Eventually the banks agreed and Green says having 20 weddings booked with deposits paid was what got them the funding they needed. “Opening to the wedding market saved us. From 2011, we have been able to host weddings as well as keep the house and farm running.”

Green, who now has his own family, says he realised that in order to really secure their future at Ballyvolane they needed to access the international market. “We suffer from extreme seasonality in the Irish marketplace and, let’s face it, there’s nothing like a bit of debt to get you up in the morning.”

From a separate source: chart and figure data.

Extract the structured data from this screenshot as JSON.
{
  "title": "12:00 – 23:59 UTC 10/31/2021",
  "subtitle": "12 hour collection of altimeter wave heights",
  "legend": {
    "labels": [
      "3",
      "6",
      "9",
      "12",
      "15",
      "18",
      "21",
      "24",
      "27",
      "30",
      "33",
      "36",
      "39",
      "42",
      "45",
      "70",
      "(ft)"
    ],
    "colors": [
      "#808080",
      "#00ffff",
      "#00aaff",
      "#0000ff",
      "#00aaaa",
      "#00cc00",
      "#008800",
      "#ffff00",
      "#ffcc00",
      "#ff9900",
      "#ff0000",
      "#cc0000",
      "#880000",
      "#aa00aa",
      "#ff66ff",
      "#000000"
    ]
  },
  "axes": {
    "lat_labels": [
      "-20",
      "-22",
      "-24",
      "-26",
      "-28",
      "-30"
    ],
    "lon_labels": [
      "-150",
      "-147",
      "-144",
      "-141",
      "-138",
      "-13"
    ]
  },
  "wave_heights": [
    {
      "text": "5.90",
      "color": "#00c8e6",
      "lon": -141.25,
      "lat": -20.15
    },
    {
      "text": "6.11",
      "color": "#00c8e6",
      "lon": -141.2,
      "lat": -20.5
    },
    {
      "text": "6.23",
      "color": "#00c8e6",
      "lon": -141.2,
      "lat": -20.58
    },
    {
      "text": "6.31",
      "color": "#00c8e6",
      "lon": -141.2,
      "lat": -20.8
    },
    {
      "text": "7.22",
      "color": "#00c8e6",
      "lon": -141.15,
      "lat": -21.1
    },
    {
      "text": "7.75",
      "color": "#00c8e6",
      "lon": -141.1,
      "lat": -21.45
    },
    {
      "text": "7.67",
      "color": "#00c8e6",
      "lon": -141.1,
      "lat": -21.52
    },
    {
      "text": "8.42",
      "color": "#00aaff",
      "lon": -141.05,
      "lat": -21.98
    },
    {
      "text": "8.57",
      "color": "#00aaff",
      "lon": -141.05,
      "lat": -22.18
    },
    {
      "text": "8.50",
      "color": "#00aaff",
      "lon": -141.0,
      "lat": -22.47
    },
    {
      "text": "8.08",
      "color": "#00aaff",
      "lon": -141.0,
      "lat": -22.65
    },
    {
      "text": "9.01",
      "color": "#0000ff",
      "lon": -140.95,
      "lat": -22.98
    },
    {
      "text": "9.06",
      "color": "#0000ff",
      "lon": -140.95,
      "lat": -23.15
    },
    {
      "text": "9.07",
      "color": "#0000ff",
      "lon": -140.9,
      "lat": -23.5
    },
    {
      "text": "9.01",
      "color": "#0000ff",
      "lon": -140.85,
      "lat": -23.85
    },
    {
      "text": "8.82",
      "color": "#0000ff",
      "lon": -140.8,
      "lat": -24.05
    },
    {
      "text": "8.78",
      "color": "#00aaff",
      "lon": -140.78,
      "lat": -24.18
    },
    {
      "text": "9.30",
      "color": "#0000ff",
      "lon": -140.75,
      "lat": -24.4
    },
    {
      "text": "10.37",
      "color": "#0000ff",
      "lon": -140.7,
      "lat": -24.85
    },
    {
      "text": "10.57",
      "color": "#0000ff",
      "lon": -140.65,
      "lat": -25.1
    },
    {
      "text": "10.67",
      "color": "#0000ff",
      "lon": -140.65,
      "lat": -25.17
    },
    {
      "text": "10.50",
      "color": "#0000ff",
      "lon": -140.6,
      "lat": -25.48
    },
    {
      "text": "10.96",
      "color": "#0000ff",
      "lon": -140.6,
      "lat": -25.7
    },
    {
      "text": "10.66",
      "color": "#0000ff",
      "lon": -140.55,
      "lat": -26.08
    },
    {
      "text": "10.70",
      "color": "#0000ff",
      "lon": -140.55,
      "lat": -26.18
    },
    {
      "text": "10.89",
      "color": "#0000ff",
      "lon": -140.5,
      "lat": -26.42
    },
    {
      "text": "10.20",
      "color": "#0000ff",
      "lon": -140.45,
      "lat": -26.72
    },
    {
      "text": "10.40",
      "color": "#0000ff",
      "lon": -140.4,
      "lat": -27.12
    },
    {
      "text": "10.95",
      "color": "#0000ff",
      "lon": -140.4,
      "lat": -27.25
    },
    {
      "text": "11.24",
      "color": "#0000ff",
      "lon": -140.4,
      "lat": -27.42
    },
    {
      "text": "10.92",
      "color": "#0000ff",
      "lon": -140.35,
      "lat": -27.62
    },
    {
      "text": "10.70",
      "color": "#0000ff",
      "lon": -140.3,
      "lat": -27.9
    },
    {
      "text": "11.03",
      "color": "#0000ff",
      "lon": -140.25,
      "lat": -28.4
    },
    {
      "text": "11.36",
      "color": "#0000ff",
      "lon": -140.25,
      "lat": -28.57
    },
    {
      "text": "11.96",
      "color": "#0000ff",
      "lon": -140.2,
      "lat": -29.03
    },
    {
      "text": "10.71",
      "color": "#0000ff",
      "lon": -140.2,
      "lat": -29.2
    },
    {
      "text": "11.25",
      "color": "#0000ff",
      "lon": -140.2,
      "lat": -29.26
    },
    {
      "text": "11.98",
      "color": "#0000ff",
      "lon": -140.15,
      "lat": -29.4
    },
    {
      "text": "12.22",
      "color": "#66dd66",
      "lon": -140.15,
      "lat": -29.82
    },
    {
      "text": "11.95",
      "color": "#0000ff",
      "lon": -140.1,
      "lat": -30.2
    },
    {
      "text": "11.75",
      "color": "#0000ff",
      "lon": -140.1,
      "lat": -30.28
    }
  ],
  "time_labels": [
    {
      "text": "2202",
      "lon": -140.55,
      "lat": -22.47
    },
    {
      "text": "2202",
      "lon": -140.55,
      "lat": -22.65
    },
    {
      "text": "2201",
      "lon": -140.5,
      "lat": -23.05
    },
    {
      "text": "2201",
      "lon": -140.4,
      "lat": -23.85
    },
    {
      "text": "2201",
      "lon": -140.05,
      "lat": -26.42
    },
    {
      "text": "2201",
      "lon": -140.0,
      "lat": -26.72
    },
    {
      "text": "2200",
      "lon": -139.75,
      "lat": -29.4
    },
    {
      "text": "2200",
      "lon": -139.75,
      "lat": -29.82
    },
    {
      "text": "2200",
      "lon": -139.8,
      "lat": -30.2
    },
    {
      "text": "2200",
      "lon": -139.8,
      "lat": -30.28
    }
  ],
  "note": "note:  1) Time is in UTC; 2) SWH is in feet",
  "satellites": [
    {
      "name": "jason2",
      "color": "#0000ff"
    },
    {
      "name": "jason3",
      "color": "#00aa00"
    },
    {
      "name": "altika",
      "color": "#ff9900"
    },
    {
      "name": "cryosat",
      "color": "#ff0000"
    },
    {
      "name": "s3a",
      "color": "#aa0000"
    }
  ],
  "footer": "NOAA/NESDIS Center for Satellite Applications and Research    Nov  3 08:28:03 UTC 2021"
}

Always keeping an eye out for an opportunity, he had been looking at the resurgence in gin. His friend Anthony Jackson was in the wine business, and Green asked him if he wanted to look into gin distilling. The pair did some research and, on a trip to London, met with Charles Maxwell, a well- known gin distiller there. "This was a great meeting for us. We needed to bring something unique to the gin market and Charles suggested distilling gin made with whey," Green says.

On their return Green approached a local farmer and they began distilling gin using whey in an old cattle shed on the Ballyvolane House farm. "We loved the luscious taste of it and being able to use local produce was very important to us. The whey we use now comes from Carbery in west Cork. And so, Bertha's Revenge Gin was born."

Oldest cow

The name Bertha's Revenge Gin comes from Bertha, the name of the oldest cow that ever lived. She was an Irish Droimeann cow, originally owned by a man called Jerome O'Leary. She is in the Guinness book of records for living to the age of 38 (she died in 1993) and for having 39 calves – another record. However, Bertha lives on, as she has been stuffed and preserved and is now owned by George Kelly from Killorglin.

“We approached George and asked if we could use the name and he was delighted – but he refuses to sell her to me,” Green says. “Bertha did make an appearance at our launch, though.”

“It will take us a few more years to really get Bertha’s Revenge Gin well known internationally, but we are already in the UK and Luxembourg and we had meetings in November in New York and Chicago about getting into those markets. I think it’s really the way we can secure our future and continue to live and work in Ballyvolane House, which we love.”

Green’s father is still helping out in Ballyvolane House. “My father is 83 and he looks after the gardens. I think he is delighted and amazed at how the business has developed,” says Green.